Eins können wir jedoch nach meiner Meinung bereits festhalten: Dank der Bewegungen entlang der Renditekurve haben sich die Rahmenbedingungen für Banken gebessert. Und für höhere Bankengewinne sehe ich viele Gründe, nicht zuletzt den Handel. Die Handelsbedingungen für Anleihen sind besser geworden und spiegeln sich in stärkeren Renditen bei Banken wider. Auch die klassische Gewinnquelle für Geldhäuser sprudelt bei steileren Renditekurven wieder mehr. Kurz: Entscheidend wird sein, wie schnell Trump liefert und wie groß das Vertrauen in seine Pläne ist. Aber Anleger haben – wie gesagt – schon viel Zuversicht eingepreist.

Wie hoch sind die Inflationserwartungen und welchen Einfluss haben sie auf die Unternehmensanleihenmärkte?

Ich glaube, die Auswirkungen der Inflationserwartungen auf Unternehmensanleihen haben wir bereits gesehen: Die von Trump ausgelöste Bewegung in der Renditekurve, Wachstum, Inflation und die Maßnahmen wie Absichten der Fed in diesem Jahr haben bereits ihre Spuren hinterlassen.

Die Auswirkungen zeigen sich in unterschiedlichen Märkten. Unternehmensanleihen und besonders Hochzinsanleihen haben sich in der Vergangenheit in der Anfangsphase eines Zinsstraffungszyklus gut entwickelt. Meines Erachtens hängt viel davon ab, wie effektiv Trump und wie wirksam die Politik der Bank von England und der Europäischen Zentralbank ist.

Unter dem Strich wird mit einem Inflationsanstieg gerechnet. Aber wie schnell dieser erfolgen und welche Niveaus er erreichen wird, ist noch weitgehend unklar. Erwartet wird eine Wachstumsbelebung, die sich schließlich positiv auf Unternehmensanleihen auswirken wird. Aber entscheidend wird sein, wie schnell die Zentralbanken auf die Ereignisse reagieren.

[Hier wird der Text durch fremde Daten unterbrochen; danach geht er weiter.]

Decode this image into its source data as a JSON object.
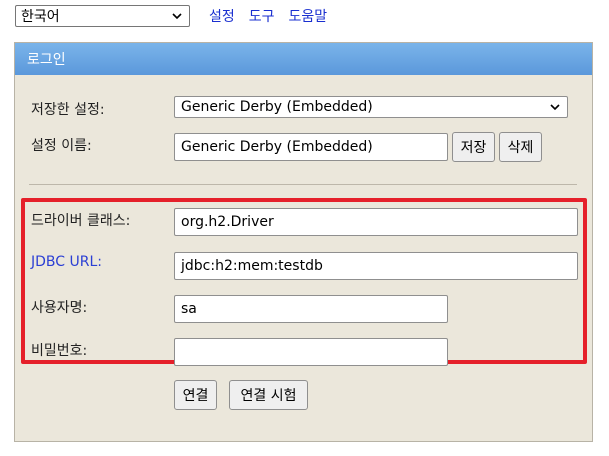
{
  "top": {
    "language": "한국어",
    "links": [
      "설정",
      "도구",
      "도움말"
    ]
  },
  "login": {
    "header": "로그인",
    "saved_settings_label": "저장한 설정:",
    "saved_settings_value": "Generic Derby (Embedded)",
    "setting_name_label": "설정 이름:",
    "setting_name_value": "Generic Derby (Embedded)",
    "save_button": "저장",
    "delete_button": "삭제",
    "driver_label": "드라이버 클래스:",
    "driver_value": "org.h2.Driver",
    "jdbc_label": "JDBC URL:",
    "jdbc_value": "jdbc:h2:mem:testdb",
    "user_label": "사용자명:",
    "user_value": "sa",
    "password_label": "비밀번호:",
    "password_value": "",
    "connect_button": "연결",
    "test_button": "연결 시험"
  },
  "colors": {
    "header_blue": "#5b98db",
    "panel_bg": "#ebe7db",
    "highlight_red": "#e5202a",
    "link_blue": "#1a2fd0"
  }
}
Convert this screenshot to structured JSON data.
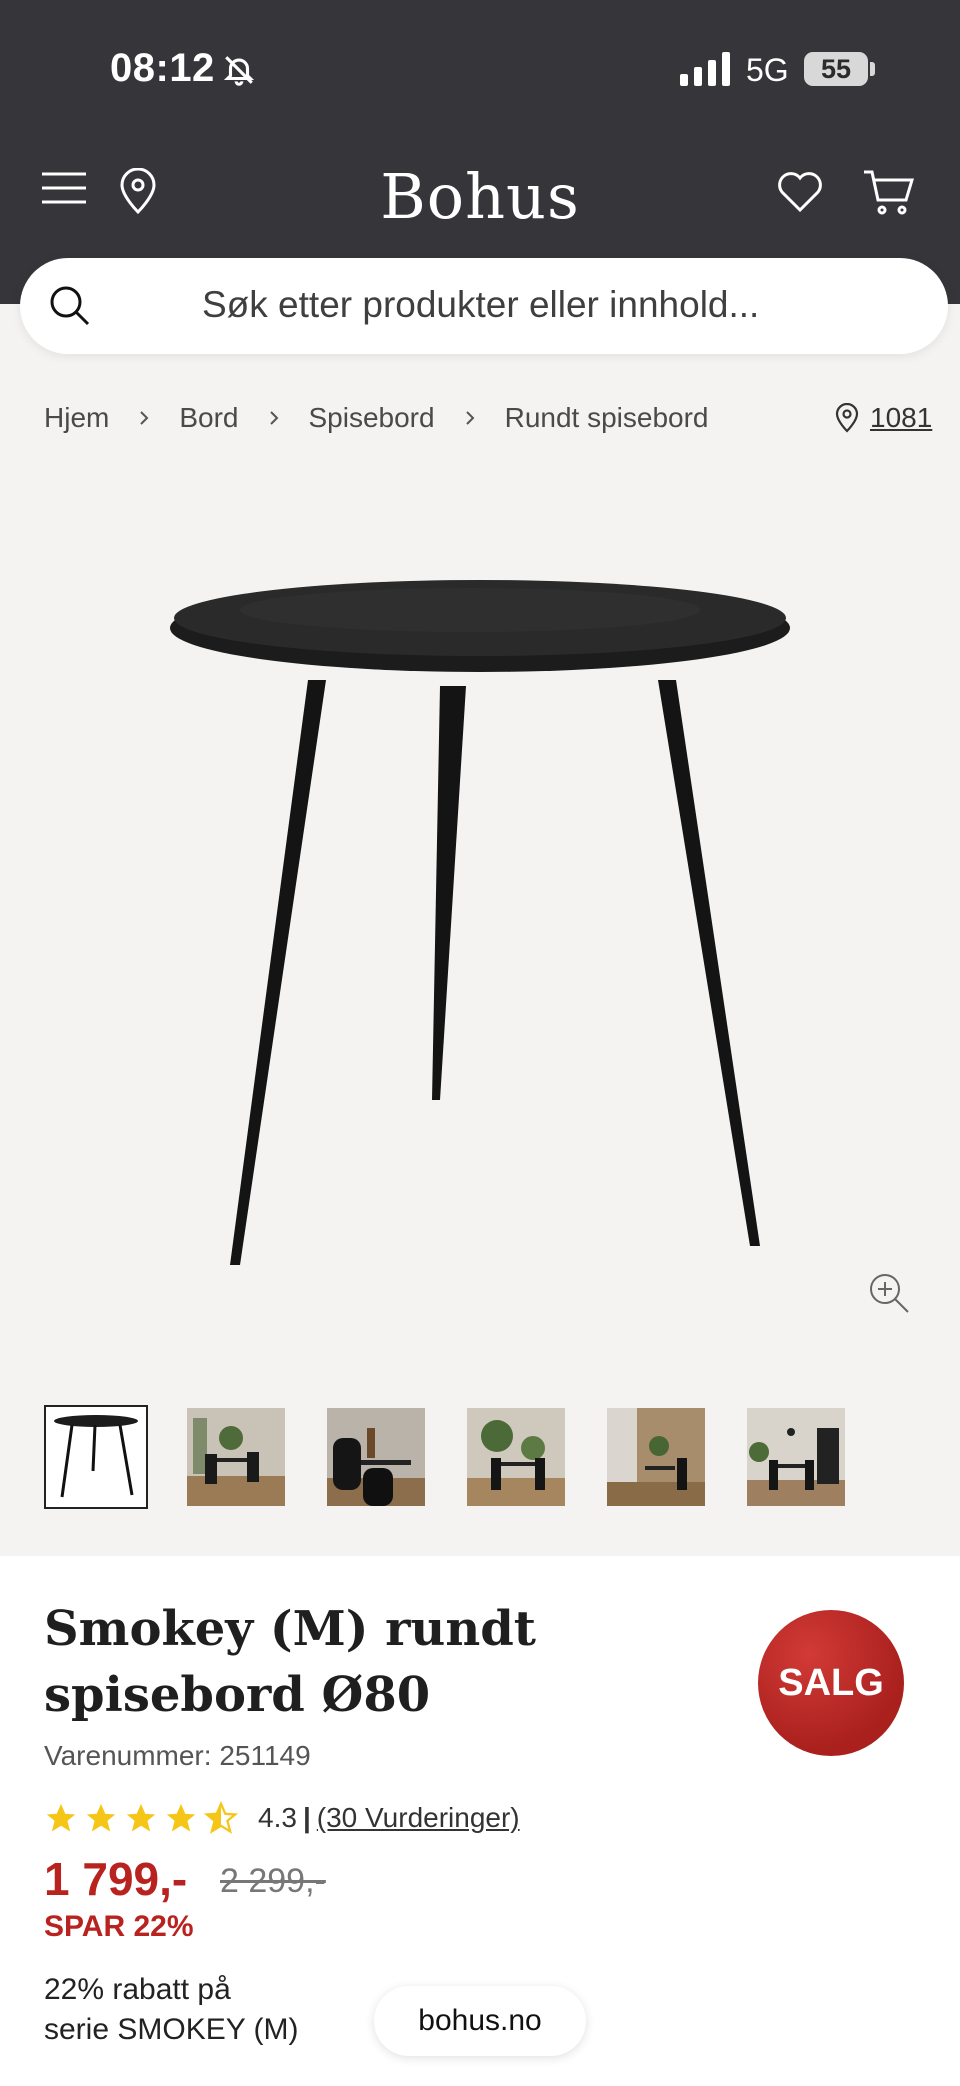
{
  "status_bar": {
    "time": "08:12",
    "network": "5G",
    "battery": "55"
  },
  "header": {
    "logo": "Bohus"
  },
  "search": {
    "placeholder": "Søk etter produkter eller innhold..."
  },
  "breadcrumb": [
    "Hjem",
    "Bord",
    "Spisebord",
    "Rundt spisebord"
  ],
  "store": {
    "label": "1081"
  },
  "product": {
    "title": "Smokey (M) rundt spisebord Ø80",
    "sku": "Varenummer: 251149",
    "rating_value": "4.3",
    "rating_sep": "|",
    "rating_count": "(30 Vurderinger)",
    "rating_fraction": 0.86,
    "price": "1 799,-",
    "old_price": "2 299,-",
    "save": "SPAR 22%",
    "sale_badge": "SALG",
    "promo_line1": "22% rabatt på",
    "promo_line2": "serie SMOKEY (M)"
  },
  "footer": {
    "url": "bohus.no"
  },
  "colors": {
    "header_bg": "#363539",
    "accent_red": "#b8221f",
    "star": "#f5c518",
    "page_bg": "#f4f3f1"
  },
  "icons": [
    "menu-icon",
    "location-pin-icon",
    "heart-icon",
    "cart-icon",
    "search-icon",
    "chevron-right-icon",
    "zoom-in-icon",
    "star-icon",
    "bell-slash-icon"
  ]
}
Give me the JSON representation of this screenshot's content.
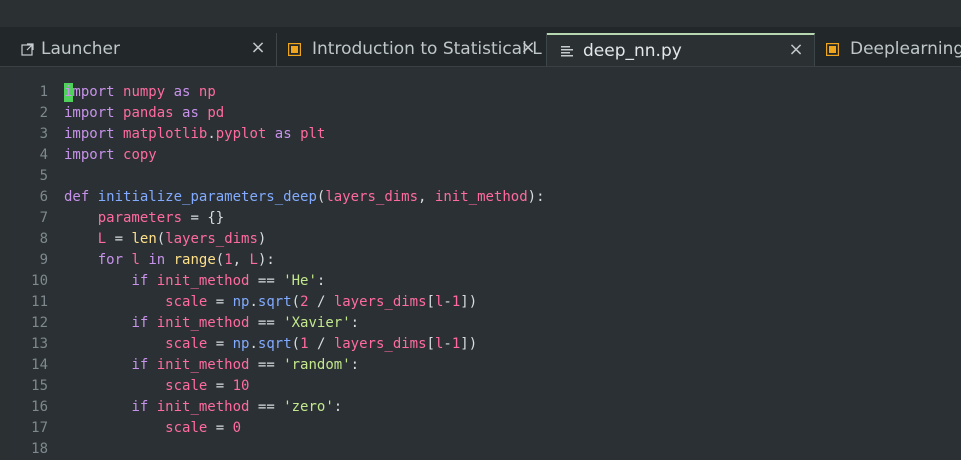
{
  "tabs": [
    {
      "label": "Launcher",
      "icon": "external-link-icon",
      "close": "×",
      "active": false
    },
    {
      "label": "Introduction to Statistical L",
      "icon": "notebook-icon",
      "close": "×",
      "active": false
    },
    {
      "label": "deep_nn.py",
      "icon": "file-text-icon",
      "close": "×",
      "active": true
    },
    {
      "label": "Deeplearning_",
      "icon": "notebook-icon",
      "close": "",
      "active": false
    }
  ],
  "editor": {
    "line_numbers": [
      "1",
      "2",
      "3",
      "4",
      "5",
      "6",
      "7",
      "8",
      "9",
      "10",
      "11",
      "12",
      "13",
      "14",
      "15",
      "16",
      "17",
      "18"
    ],
    "lines": [
      "import numpy as np",
      "import pandas as pd",
      "import matplotlib.pyplot as plt",
      "import copy",
      "",
      "def initialize_parameters_deep(layers_dims, init_method):",
      "    parameters = {}",
      "    L = len(layers_dims)",
      "    for l in range(1, L):",
      "        if init_method == 'He':",
      "            scale = np.sqrt(2 / layers_dims[l-1])",
      "        if init_method == 'Xavier':",
      "            scale = np.sqrt(1 / layers_dims[l-1])",
      "        if init_method == 'random':",
      "            scale = 10",
      "        if init_method == 'zero':",
      "            scale = 0",
      ""
    ]
  },
  "colors": {
    "accent": "#b7d7b1",
    "cursor": "#4fd15b",
    "keyword": "#c792ea",
    "function": "#82aaff",
    "variable": "#ff6b9f",
    "string": "#c3e88d",
    "builtin": "#ffe08a"
  }
}
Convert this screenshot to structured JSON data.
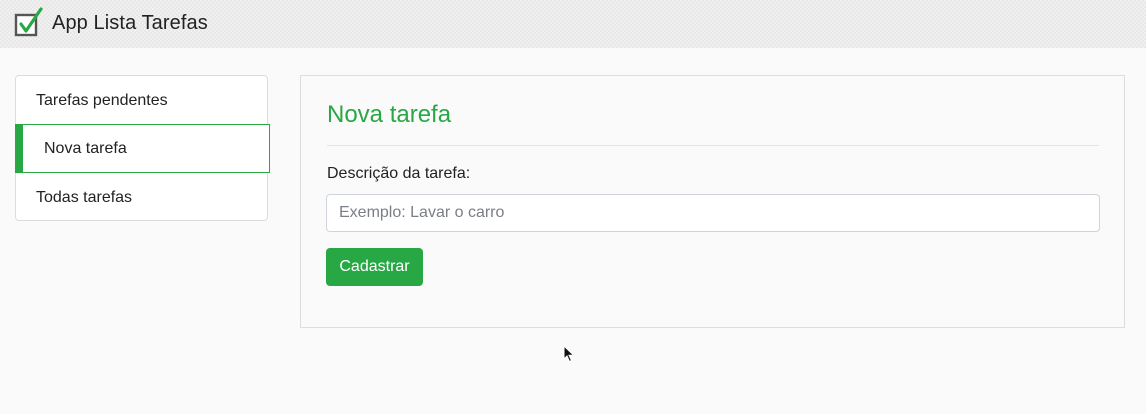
{
  "header": {
    "app_title": "App Lista Tarefas",
    "logo_icon": "checkbox-checked-icon"
  },
  "sidebar": {
    "items": [
      {
        "label": "Tarefas pendentes",
        "active": false
      },
      {
        "label": "Nova tarefa",
        "active": true
      },
      {
        "label": "Todas tarefas",
        "active": false
      }
    ]
  },
  "main": {
    "title": "Nova tarefa",
    "form": {
      "description_label": "Descrição da tarefa:",
      "description_value": "",
      "description_placeholder": "Exemplo: Lavar o carro",
      "submit_label": "Cadastrar"
    }
  },
  "colors": {
    "accent": "#28a745",
    "text": "#222222",
    "border": "#dddddd"
  }
}
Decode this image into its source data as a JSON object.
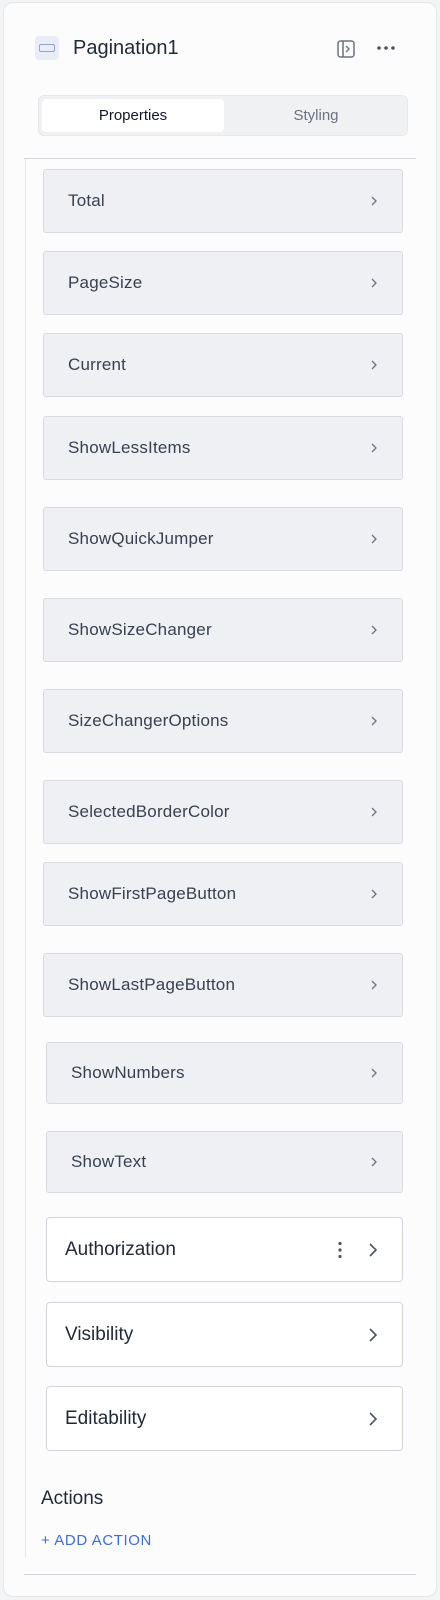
{
  "header": {
    "title": "Pagination1",
    "icon": "pagination-component-icon",
    "actions": [
      "dock-panel-icon",
      "more-options-icon"
    ]
  },
  "tabs": [
    {
      "label": "Properties",
      "active": true
    },
    {
      "label": "Styling",
      "active": false
    }
  ],
  "properties": [
    {
      "label": "Total"
    },
    {
      "label": "PageSize"
    },
    {
      "label": "Current"
    },
    {
      "label": "ShowLessItems"
    },
    {
      "label": "ShowQuickJumper"
    },
    {
      "label": "ShowSizeChanger"
    },
    {
      "label": "SizeChangerOptions"
    },
    {
      "label": "SelectedBorderColor"
    },
    {
      "label": "ShowFirstPageButton"
    },
    {
      "label": "ShowLastPageButton"
    },
    {
      "label": "ShowNumbers"
    },
    {
      "label": "ShowText"
    }
  ],
  "permissions": [
    {
      "label": "Authorization"
    },
    {
      "label": "Visibility"
    },
    {
      "label": "Editability"
    }
  ],
  "actions": {
    "title": "Actions",
    "add_label": "+ ADD ACTION"
  }
}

Welche Trends bei Emissionen erwarten Sie für 2017?

Das ist schwer zu sagen. Noch kristallisiert sich keine einheitliche Einschätzung zum Nettoemissionsvolumen in Pfund Sterling, US-Dollar und Euro heraus. Selbst wenn wir vergleichsweise günstige Rahmenbedingungen voraussetzen bzw. keine großen Veränderungen gegenüber dem Vorjahr, dürften andere Faktoren die Märkte bestimmen. Letztlich den Ausschlag geben Wertpotenzial, die Erwartungen mit Blick auf Veränderungen der Renditekurven und die Kreditqualität.

Welche zentralen Faktoren bestimmen Ihres Erachtens die Aussichten für die europäischen Unternehmensanleihenmärkte?

Da gibt es mehrere: Erstens der Einfluss all der anderen Märkte und insbesondere des US-Marktes. Trump und die von ihm erwartete Politik haben die Renditekurve in Europa bereits spürbar verändert. Zudem hat die EZB ihr umfangreiches Kaufprogramm etwas zurückgefahren und zum Jahresende wird allgemein mit dem Ausstieg aus dem Programm gerechnet. Das wirft natürlich Fragen danach auf, wie es dann weiter geht. Vor zwei bis drei Jahren haben wir eine massive Verkaufswelle als Reaktion auf den angekündigten Ausstieg aus dem Fed-Programm erlebt.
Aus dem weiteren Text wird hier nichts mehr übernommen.